Will we ever see a head-to-head CAR T-cell therapy trial in the future?

We don’t get to make those decisions; when it comes down to it, the regulatory bodies decide and help advise how the trials are done. We have 3 trials ongoing in the second-line CAR T-cell therapy space right now: BELINDA [NCT03570892], TRANSFORM [NCT03575351], and ZUMA-7 [NCT03391466]. None of these studies have put out data, but they are all going up against transplant. 

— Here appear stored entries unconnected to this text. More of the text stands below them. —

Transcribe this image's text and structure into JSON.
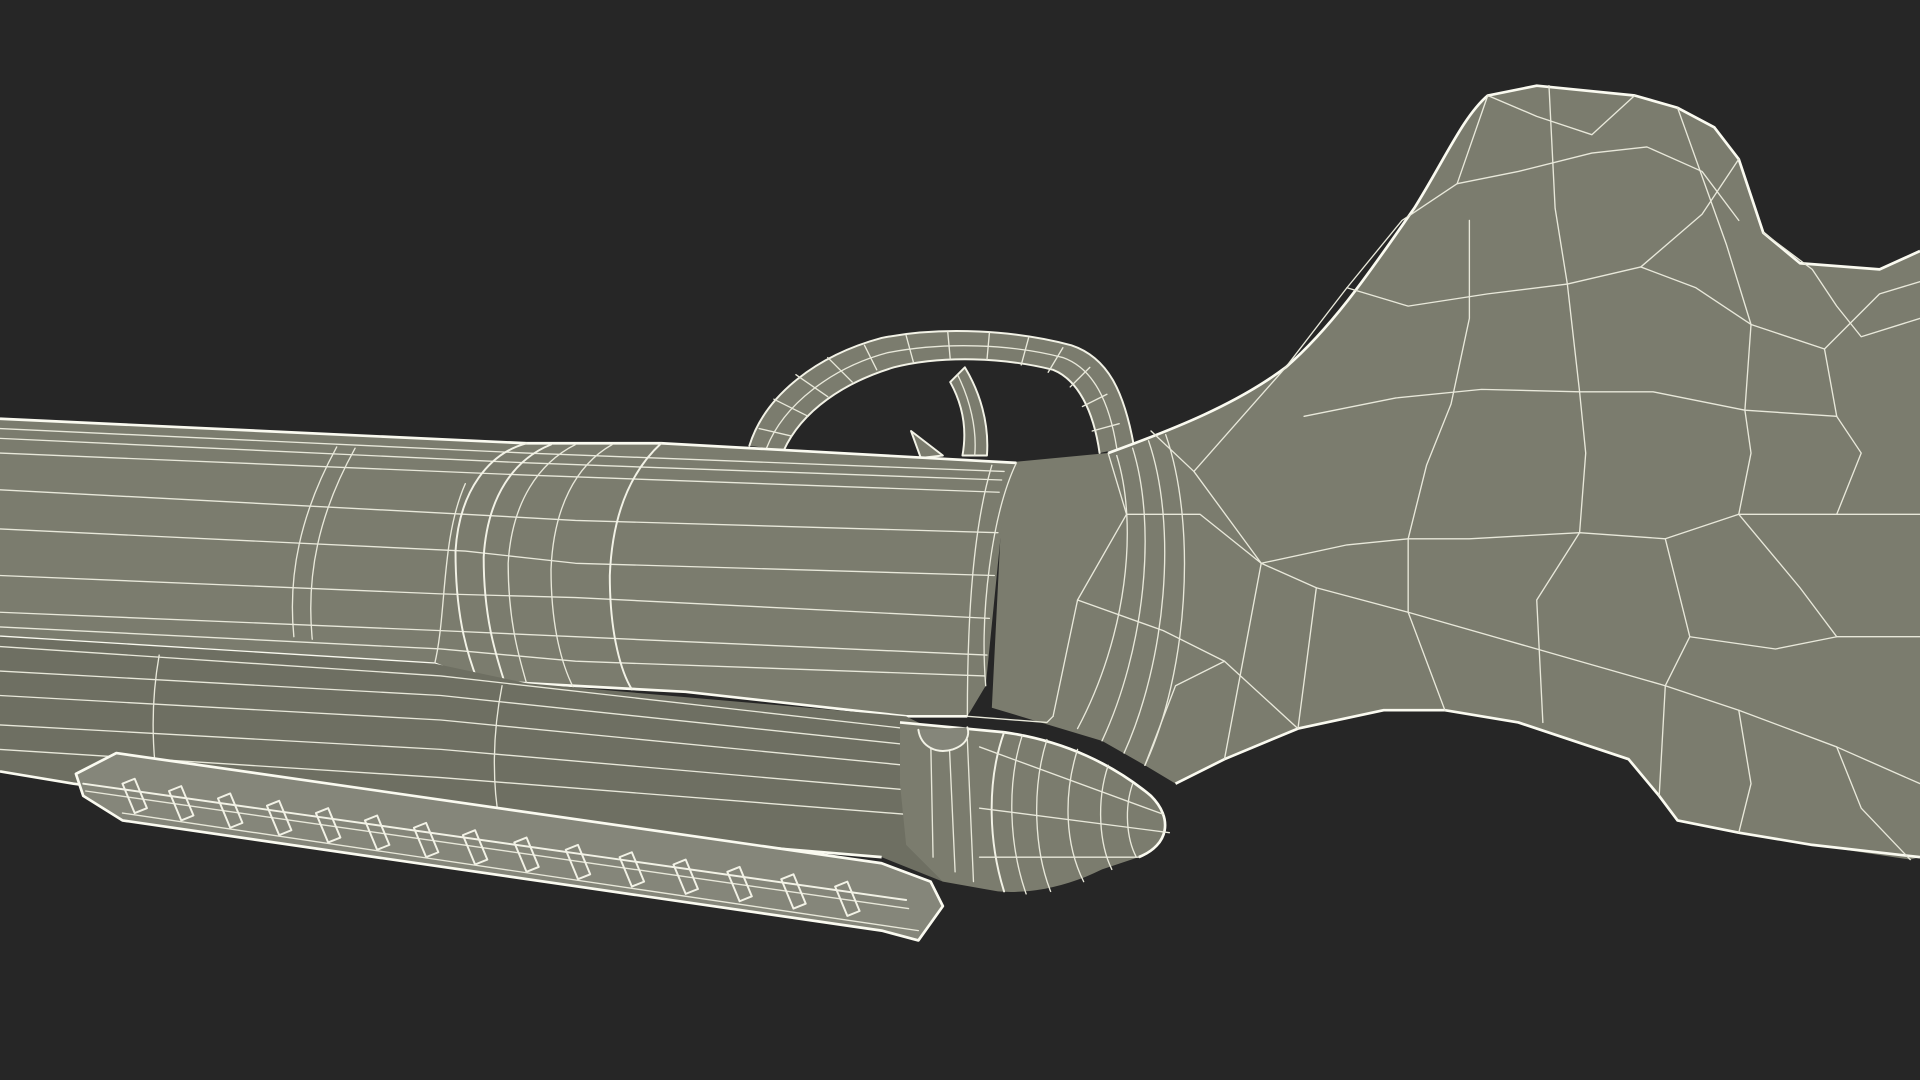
{
  "scene": {
    "background_color": "#262626",
    "mesh_color": "#7b7c6e",
    "wire_color": "#f2f2e6"
  }
}
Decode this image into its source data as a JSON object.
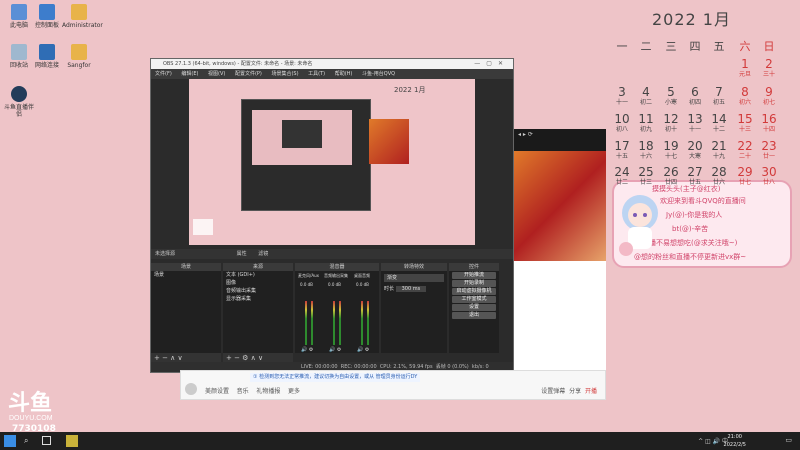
{
  "desktop": {
    "icons": [
      {
        "label": "此电脑",
        "icon": "computer-icon",
        "color": "#5a8fd6"
      },
      {
        "label": "控制面板",
        "icon": "control-panel-icon",
        "color": "#3d7dcc"
      },
      {
        "label": "Administrator",
        "icon": "user-folder-icon",
        "color": "#e8b34a"
      },
      {
        "label": "回收站",
        "icon": "recycle-bin-icon",
        "color": "#9fb8cf"
      },
      {
        "label": "网络连接",
        "icon": "network-icon",
        "color": "#2f6db5"
      },
      {
        "label": "Sangfor",
        "icon": "folder-icon",
        "color": "#e8b34a"
      },
      {
        "label": "斗鱼直播伴侣",
        "icon": "douyu-app-icon",
        "color": "#233c5a"
      }
    ]
  },
  "calendar": {
    "title": "2022  1月",
    "weekdays": [
      "一",
      "二",
      "三",
      "四",
      "五",
      "六",
      "日"
    ],
    "rows": [
      [
        null,
        null,
        null,
        null,
        null,
        {
          "d": "1",
          "l": "元旦"
        },
        {
          "d": "2",
          "l": "三十"
        }
      ],
      [
        {
          "d": "3",
          "l": "十一"
        },
        {
          "d": "4",
          "l": "初二"
        },
        {
          "d": "5",
          "l": "小寒"
        },
        {
          "d": "6",
          "l": "初四"
        },
        {
          "d": "7",
          "l": "初五"
        },
        {
          "d": "8",
          "l": "初六"
        },
        {
          "d": "9",
          "l": "初七"
        }
      ],
      [
        {
          "d": "10",
          "l": "初八"
        },
        {
          "d": "11",
          "l": "初九"
        },
        {
          "d": "12",
          "l": "初十"
        },
        {
          "d": "13",
          "l": "十一"
        },
        {
          "d": "14",
          "l": "十二"
        },
        {
          "d": "15",
          "l": "十三"
        },
        {
          "d": "16",
          "l": "十四"
        }
      ],
      [
        {
          "d": "17",
          "l": "十五"
        },
        {
          "d": "18",
          "l": "十六"
        },
        {
          "d": "19",
          "l": "十七"
        },
        {
          "d": "20",
          "l": "大寒"
        },
        {
          "d": "21",
          "l": "十九"
        },
        {
          "d": "22",
          "l": "二十"
        },
        {
          "d": "23",
          "l": "廿一"
        }
      ],
      [
        {
          "d": "24",
          "l": "廿二"
        },
        {
          "d": "25",
          "l": "廿三"
        },
        {
          "d": "26",
          "l": "廿四"
        },
        {
          "d": "27",
          "l": "廿五"
        },
        {
          "d": "28",
          "l": "廿六"
        },
        {
          "d": "29",
          "l": "廿七"
        },
        {
          "d": "30",
          "l": "廿八"
        }
      ]
    ]
  },
  "obs": {
    "title": "OBS 27.1.3 (64-bit, windows) - 配置文件: 未命名 - 场景: 未命名",
    "menu": [
      "文件(F)",
      "编辑(E)",
      "视图(V)",
      "配置文件(P)",
      "场景集合(S)",
      "工具(T)",
      "帮助(H)",
      "斗鱼-用台QVQ"
    ],
    "status_bar": {
      "source": "未选择源",
      "props": "属性",
      "filters": "滤镜"
    },
    "docks": {
      "scenes": {
        "header": "场景",
        "items": [
          "场景"
        ]
      },
      "sources": {
        "header": "来源",
        "items": [
          "文本 (GDI+)",
          "图像",
          "音频输出采集",
          "显示器采集"
        ]
      },
      "mixer": {
        "header": "混音器",
        "channels": [
          "麦克风/Aux",
          "音频输出采集",
          "桌面音频"
        ],
        "levels": [
          "0.0 dB",
          "0.0 dB",
          "0.0 dB"
        ]
      },
      "transitions": {
        "header": "转场特效",
        "type": "渐变",
        "duration_label": "时长",
        "duration": "300 ms"
      },
      "controls": {
        "header": "控件",
        "buttons": [
          "开始推流",
          "开始录制",
          "启动虚拟摄像机",
          "工作室模式",
          "设置",
          "退出"
        ]
      }
    },
    "status": {
      "live": "LIVE: 00:00:00",
      "rec": "REC: 00:00:00",
      "cpu": "CPU: 2.1%, 59.94 fps",
      "dropped": "丢帧 0 (0.0%)",
      "kbps": "kb/s: 0"
    }
  },
  "chat_overlay": {
    "lines": [
      "摸摸头头(主子@红衣)",
      "欢迎来到看斗QVQ的直播间",
      "Jy(@)-你是我的人",
      "bt(@)-辛苦",
      "直播不易想想吃(@求关注哦~)",
      "@想的粉丝和直播不停更新进vx群~"
    ]
  },
  "chat_bar": {
    "notice": "① 检测到您无法正常推流，建议切换为自由设置，或从 管理员身份运行DY",
    "tools": [
      "美颜设置",
      "音乐",
      "礼物播报",
      "更多"
    ],
    "right": [
      "设置弹幕",
      "分享",
      "开播"
    ]
  },
  "room": {
    "id": "7730108",
    "brand": "DOUYU.COM"
  },
  "taskbar": {
    "time": "21:00",
    "date": "2022/2/5"
  },
  "colors": {
    "desktop_bg": "#eec4c8",
    "accent_red": "#d23a3a"
  }
}
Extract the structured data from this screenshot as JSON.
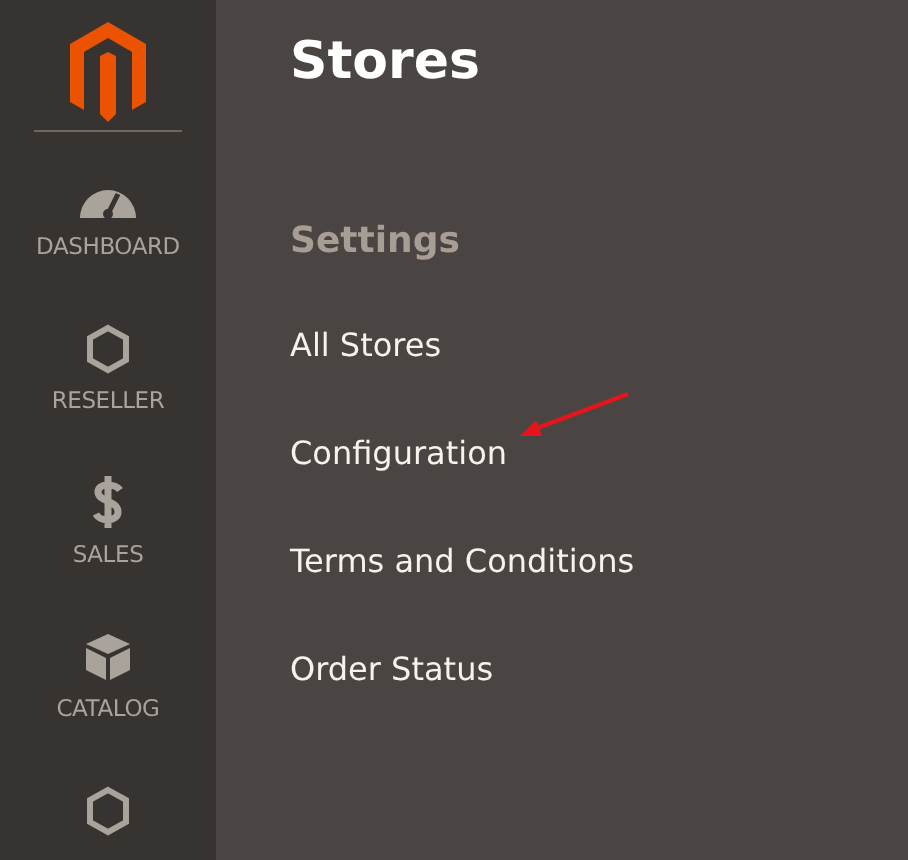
{
  "sidebar": {
    "items": [
      {
        "kind": "gauge",
        "label": "DASHBOARD"
      },
      {
        "kind": "hexagon",
        "label": "RESELLER"
      },
      {
        "kind": "dollar",
        "label": "SALES"
      },
      {
        "kind": "box",
        "label": "CATALOG"
      },
      {
        "kind": "hexagon"
      }
    ]
  },
  "panel": {
    "title": "Stores",
    "section": "Settings",
    "links": [
      "All Stores",
      "Configuration",
      "Terms and Conditions",
      "Order Status"
    ]
  }
}
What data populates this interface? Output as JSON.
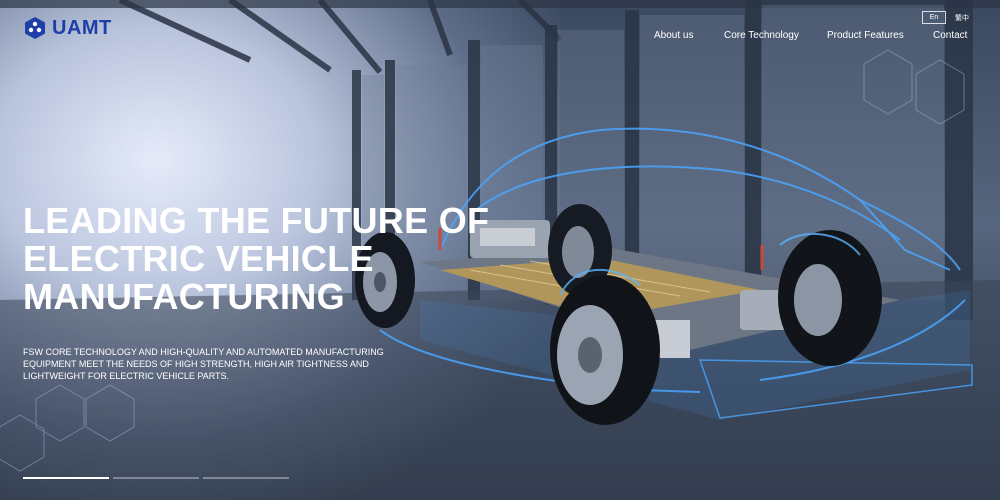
{
  "brand": {
    "name": "UAMT",
    "logo_icon": "hexagon-cluster-icon",
    "color": "#1f3fa8"
  },
  "nav": {
    "items": [
      "About us",
      "Core Technology",
      "Product Features",
      "Contact"
    ]
  },
  "language": {
    "en": "En",
    "tc": "繁中"
  },
  "hero": {
    "headline": [
      "LEADING THE FUTURE OF",
      "ELECTRIC VEHICLE",
      "MANUFACTURING"
    ],
    "subtext": "FSW CORE TECHNOLOGY AND HIGH-QUALITY AND AUTOMATED MANUFACTURING EQUIPMENT MEET THE NEEDS OF HIGH STRENGTH, HIGH AIR TIGHTNESS AND LIGHTWEIGHT FOR ELECTRIC VEHICLE PARTS."
  },
  "slider": {
    "count": 3,
    "active": 1
  },
  "colors": {
    "accent_glow": "#3aa0ff",
    "headline": "#ffffff"
  }
}
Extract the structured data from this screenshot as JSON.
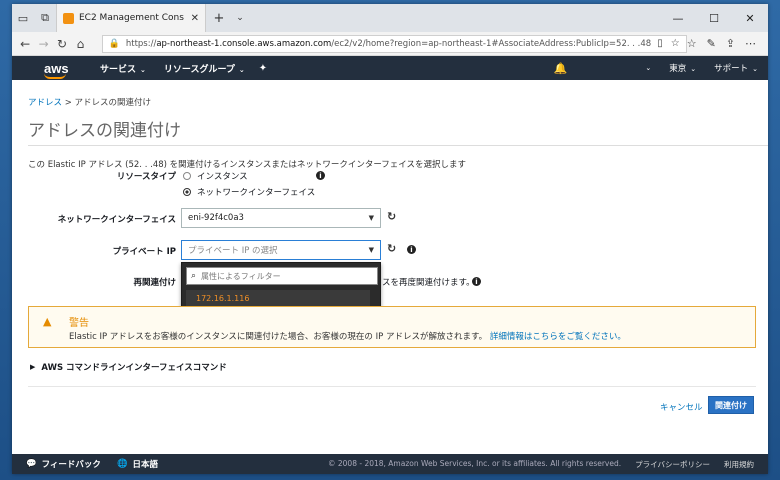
{
  "browser": {
    "tab_title": "EC2 Management Cons",
    "url_prefix": "https://",
    "url_host": "ap-northeast-1.console.aws.amazon.com",
    "url_path": "/ec2/v2/home?region=ap-northeast-1#AssociateAddress:PublicIp=52.    .    .48"
  },
  "awsnav": {
    "logo": "aws",
    "services": "サービス",
    "resource_groups": "リソースグループ",
    "region": "東京",
    "support": "サポート"
  },
  "breadcrumb": {
    "link": "アドレス",
    "separator": " > ",
    "current": "アドレスの関連付け"
  },
  "page": {
    "title": "アドレスの関連付け",
    "description": "この Elastic IP アドレス (52.      .      .48) を関連付けるインスタンスまたはネットワークインターフェイスを選択します"
  },
  "form": {
    "resource_type_label": "リソースタイプ",
    "option_instance": "インスタンス",
    "option_eni": "ネットワークインターフェイス",
    "eni_label": "ネットワークインターフェイス",
    "eni_value": "eni-92f4c0a3",
    "private_ip_label": "プライベート IP",
    "private_ip_placeholder": "プライベート IP の選択",
    "reassoc_label": "再関連付け",
    "reassoc_text": "スを再度関連付けます。"
  },
  "dropdown": {
    "filter_placeholder": "属性によるフィルター",
    "items": [
      "172.16.1.116"
    ]
  },
  "warning": {
    "title": "警告",
    "text": "Elastic IP アドレスをお客様のインスタンスに関連付けた場合、お客様の現在の IP アドレスが解放されます。",
    "link": "詳細情報はこちらをご覧ください。"
  },
  "cli": {
    "label": "AWS コマンドラインインターフェイスコマンド"
  },
  "actions": {
    "cancel": "キャンセル",
    "submit": "関連付け"
  },
  "footer": {
    "feedback": "フィードバック",
    "language": "日本語",
    "copyright": "© 2008 - 2018, Amazon Web Services, Inc. or its affiliates. All rights reserved.",
    "privacy": "プライバシーポリシー",
    "terms": "利用規約"
  },
  "colors": {
    "aws_nav": "#232f3e",
    "accent_orange": "#ff9900",
    "link_blue": "#0073bb",
    "primary_button": "#2a72c4",
    "warning": "#e58b00"
  }
}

On the back end of that, if all 3 studies are positive, then we will have 3 CAR T-cell constructs that could potentially be approved in very similar spaces, like what is happening in the [third-line setting] if liso-cel gets a label. We would then have 3 CAR T-cell therapies relatively in the same space within the same patient population. How do we decide which one we should move forward with? That is going to be [based on] patient particularities and institutional comfort with the construct. I don’t expect that the regulatory body [will approve] a 3[-arm] trial where CAR T-cell therapy A goes against B, which goes against C in the same homogenous population in the second-line setting of relapsed/refractory LBCL. It would be quite a large study, but it would be interesting, a winner-take-all kind of approach. As a trial purist, it would be something that would be entertaining to think about, but it’s a thought experiment rather than a reality in my mind. 

*Editor’s note: This interview was conducted prior to the February 5, 2021, FDA approval of lisocabtagene autoleucel in relapsed/refractory LBCL.